April 1, 2003 - Why did the chicken cross the road?

So my friend Steph-nie in Williamsburg, Virginia always has as her aol away message a little storytime message which just brightens up my day and makes me feel like a better person. Right. So today's was:
Why did the chicken cross the road?

BUSH: we dont really care why the chicken crossed the road we just want to know if the chicken is on our side of the road or not the chicken is either with us or it is against us there is no middle ground
GORE: i invented the chicken i invented the road therefore the chicken crossing the road represents the applications of these 2 different functions of govt in a new reinvented way designed to bring greater services to the am people
POWELL: now at the left of the screen you clearly see the satellite image of the chicken crossing the road
ALDOURI: the chicken did not cross the road this is a complete fabrication we dont even have a chicken
NADER: the chickens habitat on the original side of the road had been polluted by unchecked industrial greed the chicken did not reach the unspoiled habitat on the other side because it was crushed by the wheels of a gas-guzzling SUV

So it's April Fools Day and in an attempt to get all philosophical... who is the fool - the one who falls for the prank or the one who is sad enough to go and plan a sadistic prank to play on someone - and the thought of actually remembering to act it out!
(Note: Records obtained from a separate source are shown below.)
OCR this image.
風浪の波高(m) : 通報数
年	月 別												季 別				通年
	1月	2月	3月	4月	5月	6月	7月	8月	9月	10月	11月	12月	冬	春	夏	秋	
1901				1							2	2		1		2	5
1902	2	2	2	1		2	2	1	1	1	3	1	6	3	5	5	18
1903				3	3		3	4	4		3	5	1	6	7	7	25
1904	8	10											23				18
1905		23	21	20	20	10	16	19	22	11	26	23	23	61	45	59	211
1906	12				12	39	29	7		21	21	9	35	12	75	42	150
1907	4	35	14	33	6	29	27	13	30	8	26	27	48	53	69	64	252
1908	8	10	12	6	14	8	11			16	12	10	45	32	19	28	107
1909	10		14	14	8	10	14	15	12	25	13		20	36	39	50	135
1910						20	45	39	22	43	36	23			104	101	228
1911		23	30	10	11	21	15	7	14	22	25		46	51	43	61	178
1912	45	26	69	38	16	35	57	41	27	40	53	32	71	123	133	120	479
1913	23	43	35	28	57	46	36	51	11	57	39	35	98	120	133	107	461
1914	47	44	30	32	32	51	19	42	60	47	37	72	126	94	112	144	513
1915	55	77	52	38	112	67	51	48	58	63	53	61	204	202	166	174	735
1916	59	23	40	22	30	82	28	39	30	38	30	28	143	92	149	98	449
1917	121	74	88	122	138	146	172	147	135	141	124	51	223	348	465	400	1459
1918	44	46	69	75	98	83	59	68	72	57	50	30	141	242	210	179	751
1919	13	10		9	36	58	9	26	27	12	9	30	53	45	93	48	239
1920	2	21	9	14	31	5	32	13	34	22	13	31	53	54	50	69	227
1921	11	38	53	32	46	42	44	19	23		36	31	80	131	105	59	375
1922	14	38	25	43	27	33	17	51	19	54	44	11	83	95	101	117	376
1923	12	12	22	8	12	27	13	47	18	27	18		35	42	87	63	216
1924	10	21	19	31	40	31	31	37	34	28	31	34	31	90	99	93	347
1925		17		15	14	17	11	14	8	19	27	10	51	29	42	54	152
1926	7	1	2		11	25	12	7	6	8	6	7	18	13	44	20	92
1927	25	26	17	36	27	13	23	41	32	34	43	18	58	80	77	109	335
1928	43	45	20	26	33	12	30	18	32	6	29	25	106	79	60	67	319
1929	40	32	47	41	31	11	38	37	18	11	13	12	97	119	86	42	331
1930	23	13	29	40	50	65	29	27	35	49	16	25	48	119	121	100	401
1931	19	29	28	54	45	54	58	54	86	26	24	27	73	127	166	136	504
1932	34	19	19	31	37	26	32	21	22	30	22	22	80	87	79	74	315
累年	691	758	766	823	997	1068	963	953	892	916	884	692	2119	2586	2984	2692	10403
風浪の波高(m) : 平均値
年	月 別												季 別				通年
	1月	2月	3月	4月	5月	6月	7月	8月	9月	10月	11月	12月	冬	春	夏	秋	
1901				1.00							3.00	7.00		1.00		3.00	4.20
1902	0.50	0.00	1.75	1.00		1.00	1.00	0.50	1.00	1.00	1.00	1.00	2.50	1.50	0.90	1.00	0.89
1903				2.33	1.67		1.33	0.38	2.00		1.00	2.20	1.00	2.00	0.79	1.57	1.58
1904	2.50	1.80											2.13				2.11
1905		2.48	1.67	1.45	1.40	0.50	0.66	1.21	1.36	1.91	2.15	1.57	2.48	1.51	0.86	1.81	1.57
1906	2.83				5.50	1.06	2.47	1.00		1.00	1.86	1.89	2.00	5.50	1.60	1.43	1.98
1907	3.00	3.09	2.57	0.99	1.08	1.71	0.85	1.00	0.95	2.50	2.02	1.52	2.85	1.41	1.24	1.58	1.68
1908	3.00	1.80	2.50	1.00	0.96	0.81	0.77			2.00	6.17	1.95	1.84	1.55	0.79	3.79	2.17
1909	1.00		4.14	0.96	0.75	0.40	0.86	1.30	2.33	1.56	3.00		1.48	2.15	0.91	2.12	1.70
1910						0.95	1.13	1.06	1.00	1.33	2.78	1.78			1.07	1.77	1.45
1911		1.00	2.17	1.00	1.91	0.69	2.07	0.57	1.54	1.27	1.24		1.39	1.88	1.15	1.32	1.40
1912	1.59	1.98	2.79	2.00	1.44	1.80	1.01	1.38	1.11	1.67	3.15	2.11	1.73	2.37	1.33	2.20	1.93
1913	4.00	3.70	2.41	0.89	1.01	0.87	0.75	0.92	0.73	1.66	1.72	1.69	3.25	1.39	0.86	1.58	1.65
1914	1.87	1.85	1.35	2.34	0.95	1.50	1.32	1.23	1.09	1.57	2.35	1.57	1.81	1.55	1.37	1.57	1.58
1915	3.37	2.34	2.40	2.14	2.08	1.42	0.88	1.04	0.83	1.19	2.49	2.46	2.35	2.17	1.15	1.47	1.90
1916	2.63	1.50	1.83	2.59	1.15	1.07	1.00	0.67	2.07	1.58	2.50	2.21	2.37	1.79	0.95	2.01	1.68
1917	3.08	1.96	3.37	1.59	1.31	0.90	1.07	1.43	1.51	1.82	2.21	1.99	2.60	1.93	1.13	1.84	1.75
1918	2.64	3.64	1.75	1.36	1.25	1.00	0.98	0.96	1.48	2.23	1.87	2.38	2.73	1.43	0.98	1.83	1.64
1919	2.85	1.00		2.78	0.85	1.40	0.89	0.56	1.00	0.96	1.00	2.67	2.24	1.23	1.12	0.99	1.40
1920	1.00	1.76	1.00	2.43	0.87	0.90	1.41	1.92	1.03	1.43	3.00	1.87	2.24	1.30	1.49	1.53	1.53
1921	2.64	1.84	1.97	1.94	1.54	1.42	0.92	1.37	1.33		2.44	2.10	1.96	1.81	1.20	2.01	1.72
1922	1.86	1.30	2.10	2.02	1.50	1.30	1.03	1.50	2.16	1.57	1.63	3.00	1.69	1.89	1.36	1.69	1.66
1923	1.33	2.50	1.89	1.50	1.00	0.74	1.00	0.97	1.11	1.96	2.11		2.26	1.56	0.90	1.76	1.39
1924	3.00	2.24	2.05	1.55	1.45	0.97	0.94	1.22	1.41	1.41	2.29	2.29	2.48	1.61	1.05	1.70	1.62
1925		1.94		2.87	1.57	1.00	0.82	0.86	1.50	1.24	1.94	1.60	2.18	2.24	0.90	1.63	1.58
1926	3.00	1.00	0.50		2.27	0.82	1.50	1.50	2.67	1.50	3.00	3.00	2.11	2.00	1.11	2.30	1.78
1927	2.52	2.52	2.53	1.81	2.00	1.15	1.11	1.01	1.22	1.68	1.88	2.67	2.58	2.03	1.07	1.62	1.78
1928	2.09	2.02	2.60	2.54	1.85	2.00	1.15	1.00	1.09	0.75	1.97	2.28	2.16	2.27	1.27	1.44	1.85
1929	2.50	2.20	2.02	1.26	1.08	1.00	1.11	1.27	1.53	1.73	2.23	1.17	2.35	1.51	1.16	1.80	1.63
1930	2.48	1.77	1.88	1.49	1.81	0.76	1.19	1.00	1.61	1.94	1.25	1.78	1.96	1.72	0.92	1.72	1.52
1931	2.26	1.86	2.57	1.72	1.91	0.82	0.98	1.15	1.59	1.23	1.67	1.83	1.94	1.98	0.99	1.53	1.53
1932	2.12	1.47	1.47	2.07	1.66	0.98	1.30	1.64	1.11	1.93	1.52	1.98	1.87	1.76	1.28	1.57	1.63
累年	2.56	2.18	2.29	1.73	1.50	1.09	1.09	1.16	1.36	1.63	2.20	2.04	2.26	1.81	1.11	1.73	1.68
Oh well, believe me, my dear friends, many a prank will be played today, most of them by me due to my inability to concentrate on writing my stupid essay. Which is exactly what it's going to be if I don't get my ass to it soon - stupid.
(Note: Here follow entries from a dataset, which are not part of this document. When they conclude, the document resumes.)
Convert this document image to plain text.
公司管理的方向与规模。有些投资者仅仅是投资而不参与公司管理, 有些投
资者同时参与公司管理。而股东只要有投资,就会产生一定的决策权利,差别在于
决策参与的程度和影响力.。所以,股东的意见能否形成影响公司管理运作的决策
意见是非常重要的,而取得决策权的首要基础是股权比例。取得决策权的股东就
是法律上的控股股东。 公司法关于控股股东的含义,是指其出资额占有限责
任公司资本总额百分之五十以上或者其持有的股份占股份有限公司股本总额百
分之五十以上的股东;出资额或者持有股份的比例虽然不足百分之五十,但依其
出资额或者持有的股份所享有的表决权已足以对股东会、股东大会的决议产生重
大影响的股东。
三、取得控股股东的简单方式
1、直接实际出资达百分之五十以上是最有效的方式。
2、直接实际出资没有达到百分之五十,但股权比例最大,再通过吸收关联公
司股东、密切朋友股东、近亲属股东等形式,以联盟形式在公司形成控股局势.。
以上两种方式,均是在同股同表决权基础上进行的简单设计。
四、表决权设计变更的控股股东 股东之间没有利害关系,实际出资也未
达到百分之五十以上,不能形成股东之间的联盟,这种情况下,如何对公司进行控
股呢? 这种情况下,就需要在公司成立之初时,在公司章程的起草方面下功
I am listening to The Cranberries CD (the one with ode to my family) for the first time in about 3 years. THIS IS THE BEST!! "It's out there, it's out there... it's out there if you want me I'd be here... I'll be dreaming my dreams with you..." Whatever happened to all the old masters??? Now in the times of Backstreet Boys and Britney Spears, what happened to the classics? Like Madonna, to which I had a Like A Prayer dance in grade 2... and Prince? The Offspring? PETER ANDRE AND JEREMY JORDAN?? wow life was good back then> and my keyboard has ceased to work properly> it says it"s on capslock and it"s not typing in caps< but when i switch off the lock< it goes LIKE THIS> AND I"M AFRAID TO TOUCH ANYTHING FOR FEAR THAT THESE BEAUTIFUL WORDS WILL BE FOREVER LOST> but this inability to end with a proper period is quite annoying> will fix this> IF THIS IS A PRANK IT"S NOT FUNNY>

holy CARP, i think i fixed it. maybe it was all of mental prowess. So i get an email today from my wonderful friend Jacqualine in Australia - we used to go to holiday program together!! It was mad fun back in the day. The counselors would sit us down in the tv room and make us watch The Neverending Story 3 EVERY SINGLE DAY. for the whole two week term holiday. believe me, after that, you WANT to go back to school! anyway, she visited me in Hong Kong once and she's planning on coming to Maine in May! Well I don't live in Maine so technically it's not 'coming to' but I just get so excited when any of my Aussie friends come within the whole North American radius of Toronto. It makes me feel popular - as though they are coming specifically to see me and not the world. If I keep on eating Pringles (once you pop, you can't stop) however, my ass will expand to cover the world so there really won't be much of a world to see. I will cast an umbra and penumbra simultaneously on the earth and thus, thrust it into darkness. Believe me, this will not be something I put on my resume, so if you see me eating Pringles, stop me. It's for your own suntan's sake.